ГДЕ ВАШ ДЯДЯ ДЖОН? заорал он, обращаясь ко мне.
что? переспросил я.
ГДЕ ВАШ ДЯДЯ ДЖОН?
что он хочет этим сказать, я не знал. сначала я решил, что он имеет в виду некое секретное оружие, которое я ношу с собой, дабы по пьяни убивать людей, нервишки у меня пошаливали, и все казалось чистейшим вздором.
я имею в виду ДЖОНА БУКОВСКИ!
а-а, он умер.
черт подери, НЕУДИВИТЕЛЬНО, что мы никак не можем его найти!
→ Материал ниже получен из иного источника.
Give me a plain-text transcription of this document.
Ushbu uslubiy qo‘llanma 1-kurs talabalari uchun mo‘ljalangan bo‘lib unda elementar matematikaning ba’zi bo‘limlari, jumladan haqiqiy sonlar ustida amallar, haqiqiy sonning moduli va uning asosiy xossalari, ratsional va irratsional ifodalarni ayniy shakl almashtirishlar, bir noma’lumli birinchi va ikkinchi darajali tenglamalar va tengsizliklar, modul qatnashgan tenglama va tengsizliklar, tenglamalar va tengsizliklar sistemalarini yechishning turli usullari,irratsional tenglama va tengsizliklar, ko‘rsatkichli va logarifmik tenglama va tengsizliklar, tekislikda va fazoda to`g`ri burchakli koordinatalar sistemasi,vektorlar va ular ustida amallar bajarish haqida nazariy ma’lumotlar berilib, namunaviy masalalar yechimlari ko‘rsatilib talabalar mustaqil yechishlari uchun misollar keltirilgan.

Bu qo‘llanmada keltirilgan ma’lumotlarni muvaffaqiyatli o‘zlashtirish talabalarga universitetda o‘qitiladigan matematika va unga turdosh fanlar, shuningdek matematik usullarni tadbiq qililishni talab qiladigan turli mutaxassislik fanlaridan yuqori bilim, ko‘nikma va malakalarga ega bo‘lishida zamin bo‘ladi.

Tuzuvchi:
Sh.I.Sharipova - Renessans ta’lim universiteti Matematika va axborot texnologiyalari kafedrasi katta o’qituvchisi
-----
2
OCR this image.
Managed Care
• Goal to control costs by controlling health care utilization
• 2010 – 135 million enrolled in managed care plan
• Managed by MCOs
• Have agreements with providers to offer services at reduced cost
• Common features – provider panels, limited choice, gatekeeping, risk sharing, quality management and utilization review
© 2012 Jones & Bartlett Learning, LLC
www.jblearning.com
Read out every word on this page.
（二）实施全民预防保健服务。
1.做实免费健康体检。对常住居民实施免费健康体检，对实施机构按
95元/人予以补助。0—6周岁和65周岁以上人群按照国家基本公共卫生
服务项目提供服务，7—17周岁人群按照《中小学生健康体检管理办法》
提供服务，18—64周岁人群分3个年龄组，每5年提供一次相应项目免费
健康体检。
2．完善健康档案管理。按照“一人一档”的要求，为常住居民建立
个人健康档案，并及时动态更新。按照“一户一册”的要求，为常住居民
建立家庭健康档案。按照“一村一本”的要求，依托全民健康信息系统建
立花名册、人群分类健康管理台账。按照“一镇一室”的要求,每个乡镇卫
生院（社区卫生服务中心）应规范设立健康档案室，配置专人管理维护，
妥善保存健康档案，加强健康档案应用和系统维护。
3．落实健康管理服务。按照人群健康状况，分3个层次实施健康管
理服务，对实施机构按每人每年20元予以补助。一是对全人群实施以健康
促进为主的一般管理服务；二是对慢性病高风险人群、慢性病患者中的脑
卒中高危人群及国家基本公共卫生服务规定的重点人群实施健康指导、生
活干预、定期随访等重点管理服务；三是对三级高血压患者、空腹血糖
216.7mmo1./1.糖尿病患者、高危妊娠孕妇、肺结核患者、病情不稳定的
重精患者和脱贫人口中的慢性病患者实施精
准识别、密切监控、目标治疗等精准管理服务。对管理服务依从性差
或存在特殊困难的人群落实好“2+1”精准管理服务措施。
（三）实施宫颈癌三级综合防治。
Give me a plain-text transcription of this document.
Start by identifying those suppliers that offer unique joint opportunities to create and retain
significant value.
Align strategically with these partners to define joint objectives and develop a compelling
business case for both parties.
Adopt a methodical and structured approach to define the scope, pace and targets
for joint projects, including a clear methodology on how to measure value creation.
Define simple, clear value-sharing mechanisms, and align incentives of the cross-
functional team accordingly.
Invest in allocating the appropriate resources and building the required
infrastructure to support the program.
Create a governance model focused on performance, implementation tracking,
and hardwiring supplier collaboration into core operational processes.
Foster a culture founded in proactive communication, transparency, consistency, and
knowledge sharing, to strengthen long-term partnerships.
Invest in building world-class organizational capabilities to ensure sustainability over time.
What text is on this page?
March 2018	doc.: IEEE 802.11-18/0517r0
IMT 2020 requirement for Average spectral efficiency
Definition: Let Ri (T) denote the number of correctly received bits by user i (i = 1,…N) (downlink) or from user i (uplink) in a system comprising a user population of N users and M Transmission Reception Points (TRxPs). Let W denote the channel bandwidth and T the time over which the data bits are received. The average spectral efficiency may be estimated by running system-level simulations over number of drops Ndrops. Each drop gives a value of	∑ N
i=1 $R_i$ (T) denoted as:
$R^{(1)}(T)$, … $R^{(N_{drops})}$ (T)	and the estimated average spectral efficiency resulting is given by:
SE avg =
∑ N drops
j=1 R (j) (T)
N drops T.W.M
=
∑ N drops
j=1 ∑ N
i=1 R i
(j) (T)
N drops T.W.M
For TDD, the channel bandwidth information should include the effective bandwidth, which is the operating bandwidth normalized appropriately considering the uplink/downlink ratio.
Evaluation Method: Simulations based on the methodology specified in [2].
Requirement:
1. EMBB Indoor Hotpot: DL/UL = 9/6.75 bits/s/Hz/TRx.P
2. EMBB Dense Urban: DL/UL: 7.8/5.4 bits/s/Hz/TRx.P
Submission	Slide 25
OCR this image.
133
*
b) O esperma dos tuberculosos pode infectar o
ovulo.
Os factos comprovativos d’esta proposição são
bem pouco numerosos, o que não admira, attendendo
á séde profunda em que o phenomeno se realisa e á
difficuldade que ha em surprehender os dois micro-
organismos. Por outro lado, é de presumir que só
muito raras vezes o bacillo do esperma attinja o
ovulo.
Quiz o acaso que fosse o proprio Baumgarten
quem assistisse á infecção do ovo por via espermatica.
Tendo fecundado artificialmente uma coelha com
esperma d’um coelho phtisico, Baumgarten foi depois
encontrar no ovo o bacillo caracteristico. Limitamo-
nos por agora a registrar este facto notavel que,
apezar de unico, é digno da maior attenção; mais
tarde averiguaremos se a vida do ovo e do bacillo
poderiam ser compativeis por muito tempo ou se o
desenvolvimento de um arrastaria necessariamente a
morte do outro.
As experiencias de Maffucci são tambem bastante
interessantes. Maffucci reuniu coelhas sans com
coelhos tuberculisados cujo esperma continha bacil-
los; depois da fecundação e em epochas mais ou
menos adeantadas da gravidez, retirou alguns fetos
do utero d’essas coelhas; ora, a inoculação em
меня отвели вниз, в желто-оранжевую камеру. был субботний день. в окно камеры было видно, как прогуливаются люди. счастливчики! на другой стороне улицы был магазин грампластинок. до меня доносилась усиленная динамиком музыка. казалось, на свободе царит всеобщее веселье. я стоял, пытаясь сообразить, что я такого натворил. мне хотелось заплакать, но ничего не вышло. была лишь страшная досада. досадный страх, когда хуже чувствовать себя уже невозможно. думаю, вам это чувство знакомо. думаю, время от времени его испытывает каждый. но я, по-моему, испытываю его довольно часто, даже слишком часто.